Meskipun Terpisah Diterjang Ombak, Gemantara Raya Kembali Satu Nakhoda

Meskipun Terpisah Diterjang Ombak, Gemantara Raya Kembali Satu Nakhoda

Sangat miris arti sebuah kisah juang para satria Gemantara Raya, dalam menuju pulau idaman terkadang sering terombang oleh terjangan badai gelombang yang ganas, dan bahkan banyak rintangan bagi nakhoda dan juga penumpang lainnya.Baik terjangan gelombang, bahkan sering terjadi akibat penumpang yang tidak berjuang bersama ketika cuaca tidak memungkinkan,dan atau nakhodanya tanpa berpikir keselamatan bersama,
Sehingga kapal oleng karena keberatan penumpang. Namun hanya sedikit yang berjuang mendayung untuk keseimbangan pelayarannya yang masih panjang.

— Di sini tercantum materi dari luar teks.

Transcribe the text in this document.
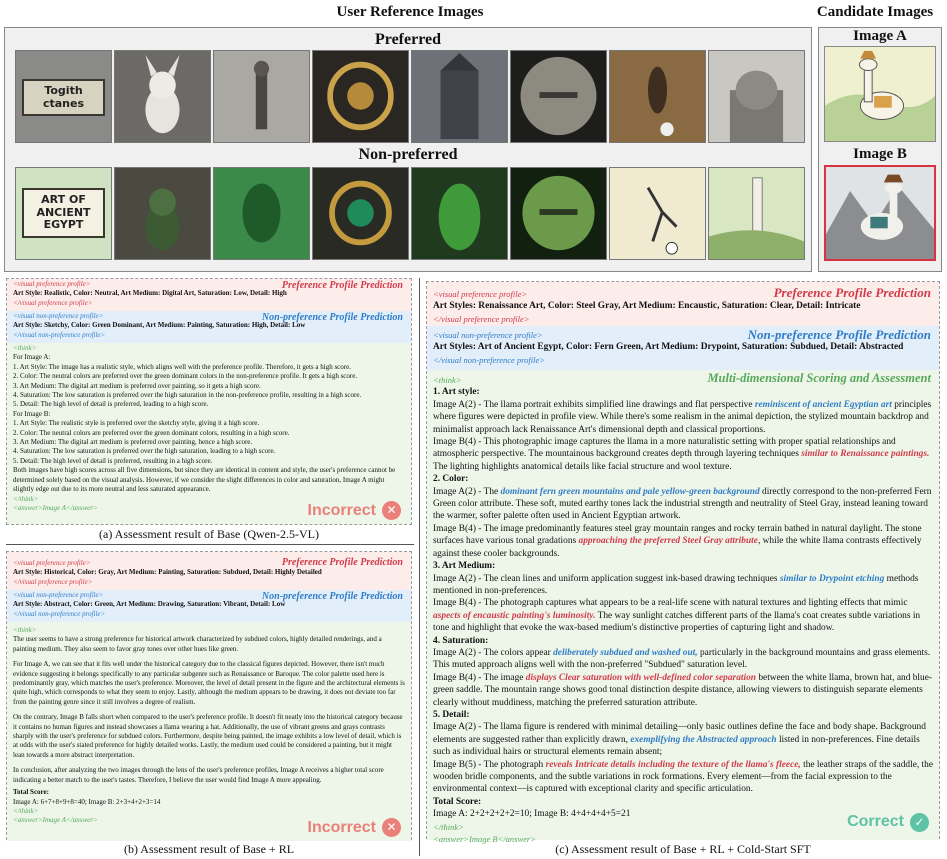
User Reference Images	Candidate Images
Preferred
Togith ctanes
Non-preferred
ART OF ANCIENT EGYPT
Image A
Image B
Preference Profile Prediction

<visual preference profile>

Art Style: Realistic, Color: Neutral, Art Medium: Digital Art, Saturation: Low, Detail: High

</visual preference profile>

Non-preference Profile Prediction

<visual non-preference profile>

Art Style: Sketchy, Color: Green Dominant, Art Medium: Painting, Saturation: High, Detail: Low

</visual non-preference profile>

<think>

For Image A:

1. Art Style: The image has a realistic style, which aligns well with the preference profile. Therefore, it gets a high score.

2. Color: The neutral colors are preferred over the green dominant colors in the non-preference profile. It gets a high score.

3. Art Medium: The digital art medium is preferred over painting, so it gets a high score.

4. Saturation: The low saturation is preferred over the high saturation in the non-preference profile, resulting in a high score.

5. Detail: The high level of detail is preferred, leading to a high score.

For Image B:

1. Art Style: The realistic style is preferred over the sketchy style, giving it a high score.

2. Color: The neutral colors are preferred over the green dominant colors, resulting in a high score.

3. Art Medium: The digital art medium is preferred over painting, hence a high score.

4. Saturation: The low saturation is preferred over the high saturation, leading to a high score.

5. Detail: The high level of detail is preferred, resulting in a high score.

Both images have high scores across all five dimensions, but since they are identical in content and style, the user's preference cannot be determined solely based on the visual analysis. However, if we consider the slight differences in color and saturation, Image A might slightly edge out due to its more neutral and less saturated appearance.

</think>

<answer>Image A</answer>	Incorrect ✕
(a) Assessment result of Base (Qwen-2.5-VL)
Preference Profile Prediction

<visual preference profile>

Art Style: Historical, Color: Gray, Art Medium: Painting, Saturation: Subdued, Detail: Highly Detailed

</visual preference profile>

Non-preference Profile Prediction

<visual non-preference profile>

Art Style: Abstract, Color: Green, Art Medium: Drawing, Saturation: Vibrant, Detail: Low

</visual non-preference profile>

<think>

The user seems to have a strong preference for historical artwork characterized by subdued colors, highly detailed renderings, and a painting medium. They also seem to favor gray tones over other hues like green.

For Image A, we can see that it fits well under the historical category due to the classical figures depicted. However, there isn't much evidence suggesting it belongs specifically to any particular subgenre such as Renaissance or Baroque. The color palette used here is predominantly gray, which matches the user's preference. Moreover, the level of detail present in the figure and the architectural elements is quite high, which corresponds to what they seem to enjoy. Lastly, although the medium appears to be drawing, it does not deviate too far from the painting genre since it still involves a degree of realism.

On the contrary, Image B falls short when compared to the user's preference profile. It doesn't fit neatly into the historical category because it contains no human figures and instead showcases a llama wearing a hat. Additionally, the use of vibrant greens and grays contrasts sharply with the user's preference for subdued colors. Furthermore, despite being painted, the image exhibits a low level of detail, which is at odds with the user's stated preference for highly detailed works. Lastly, the medium used could be considered a painting, but it might lean towards a more abstract interpretation.

In conclusion, after analyzing the two images through the lens of the user's preference profiles, Image A receives a higher total score indicating a better match to the user's tastes. Therefore, I believe the user would find Image A more appealing.

Total Score:

Image A: 6+7+8+9+8=40; Image B: 2+3+4+2+3=14

</think>

<answer>Image A</answer>	Incorrect ✕
(b) Assessment result of Base + RL
Preference Profile Prediction

<visual preference profile>

Art Styles: Renaissance Art, Color: Steel Gray, Art Medium: Encaustic, Saturation: Clear, Detail: Intricate

</visual preference profile>

Non-preference Profile Prediction

<visual non-preference profile>

Art Styles: Art of Ancient Egypt, Color: Fern Green, Art Medium: Drypoint, Saturation: Subdued, Detail: Abstracted

</visual non-preference profile>

Multi-dimensional Scoring and Assessment

<think>

1. Art style:

Image A(2) - The llama portrait exhibits simplified line drawings and flat perspective reminiscent of ancient Egyptian art principles where figures were depicted in profile view. While there's some realism in the animal depiction, the stylized mountain backdrop and minimalist approach lack Renaissance Art's dimensional depth and classical proportions.

Image B(4) - This photographic image captures the llama in a more naturalistic setting with proper spatial relationships and atmospheric perspective. The mountainous background creates depth through layering techniques similar to Renaissance paintings. The lighting highlights anatomical details like facial structure and wool texture.

2. Color:

Image A(2) - The dominant fern green mountains and pale yellow-green background directly correspond to the non-preferred Fern Green color attribute. These soft, muted earthy tones lack the industrial strength and neutrality of Steel Gray, instead leaning toward the warmer, softer palette often used in Ancient Egyptian artwork.

Image B(4) - The image predominantly features steel gray mountain ranges and rocky terrain bathed in natural daylight. The stone surfaces have various tonal gradations approaching the preferred Steel Gray attribute, while the white llama contrasts effectively against these cooler backgrounds.

3. Art Medium:

Image A(2) - The clean lines and uniform application suggest ink-based drawing techniques similar to Drypoint etching methods mentioned in non-preferences.

Image B(4) - The photograph captures what appears to be a real-life scene with natural textures and lighting effects that mimic aspects of encaustic painting's luminosity. The way sunlight catches different parts of the llama's coat creates subtle variations in tone and highlight that evoke the wax-based medium's distinctive properties of capturing light and shadow.

4. Saturation:

Image A(2) - The colors appear deliberately subdued and washed out, particularly in the background mountains and grass elements. This muted approach aligns well with the non-preferred "Subdued" saturation level.

Image B(4) - The image displays Clear saturation with well-defined color separation between the white llama, brown hat, and blue-green saddle. The mountain range shows good tonal distinction despite distance, allowing viewers to distinguish separate elements clearly without muddiness, matching the preferred saturation attribute.

5. Detail:

Image A(2) - The llama figure is rendered with minimal detailing—only basic outlines define the face and body shape. Background elements are suggested rather than explicitly drawn, exemplifying the Abstracted approach listed in non-preferences. Fine details such as individual hairs or structural elements remain absent;

Image B(5) - The photograph reveals Intricate details including the texture of the llama's fleece, the leather straps of the saddle, the wooden bridle components, and the subtle variations in rock formations. Every element—from the facial expression to the environmental context—is captured with exceptional clarity and specific articulation.

Total Score:

Image A: 2+2+2+2+2=10; Image B: 4+4+4+4+5=21

</think>

<answer>Image B</answer>

Correct ✓
(c) Assessment result of Base + RL + Cold-Start SFT
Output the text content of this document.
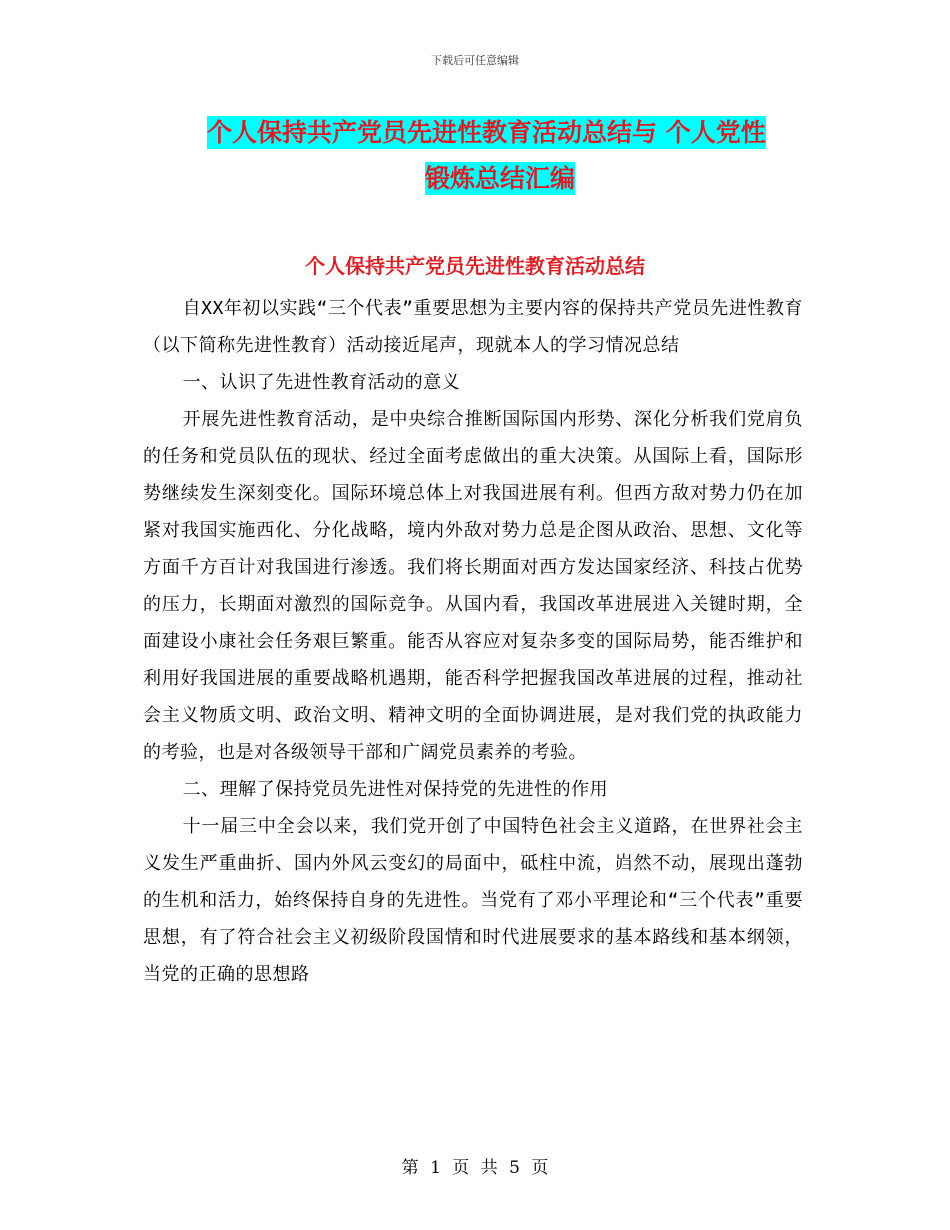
下载后可任意编辑
个人保持共产党员先进性教育活动总结与 个人党性
锻炼总结汇编
个人保持共产党员先进性教育活动总结

自XX年初以实践“三个代表”重要思想为主要内容的保持共产党员先进性教育（以下简称先进性教育）活动接近尾声，现就本人的学习情况总结

一、认识了先进性教育活动的意义

开展先进性教育活动，是中央综合推断国际国内形势、深化分析我们党肩负的任务和党员队伍的现状、经过全面考虑做出的重大决策。从国际上看，国际形势继续发生深刻变化。国际环境总体上对我国进展有利。但西方敌对势力仍在加紧对我国实施西化、分化战略，境内外敌对势力总是企图从政治、思想、文化等方面千方百计对我国进行渗透。我们将长期面对西方发达国家经济、科技占优势的压力，长期面对激烈的国际竞争。从国内看，我国改革进展进入关键时期，全面建设小康社会任务艰巨繁重。能否从容应对复杂多变的国际局势，能否维护和利用好我国进展的重要战略机遇期，能否科学把握我国改革进展的过程，推动社会主义物质文明、政治文明、精神文明的全面协调进展，是对我们党的执政能力的考验，也是对各级领导干部和广阔党员素养的考验。

二、理解了保持党员先进性对保持党的先进性的作用

十一届三中全会以来，我们党开创了中国特色社会主义道路，在世界社会主义发生严重曲折、国内外风云变幻的局面中，砥柱中流，岿然不动，展现出蓬勃的生机和活力，始终保持自身的先进性。当党有了邓小平理论和“三个代表”重要思想，有了符合社会主义初级阶段国情和时代进展要求的基本路线和基本纲领，当党的正确的思想路

第 1 页 共 5 页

Kita mungkin sekilas tak masuk akal, bahkan terlintas asumsi bahwa hal ini adalah dongeng atau mitos semata, namun kita baru meyakini ketika hal itu kita alami sendiri,pejuang dan pahlawan Gemantara Raya misalnya:selalu teruji dan menyadari hal ini bukanlah mimpi, sehingga dipastikan bahwa Gemantara raya adalah wadah organisasi yang berpenghuni cukup terlatih oleh deretan cobaan serta rintangan yang dapat dikategorikan dahsyat.

Terbangunnya kembali kapal selam yang mudah mudahan kokoh dan tahan atas kehancuran asinnya laut dan air garam samudera luas, pastilah kita tau bahwa kapal organisasi tersebut di namai Gemantara Raya.Awalnya dibangun oleh orang2 yang memiliki niat Budiman untuk kepentingan orang dan sesama makhluk lainnya, namun itulah fakta diluar logika alam sadarnya insan, seekor gurita raksasa menabraknya hingga nyaris semua penumpang bertumpah ruah bahkan terpisah berlainan arah, tidak terkecuali pendiri atau pembuat kapal itu sendiri oleh ganasnya gurita buas.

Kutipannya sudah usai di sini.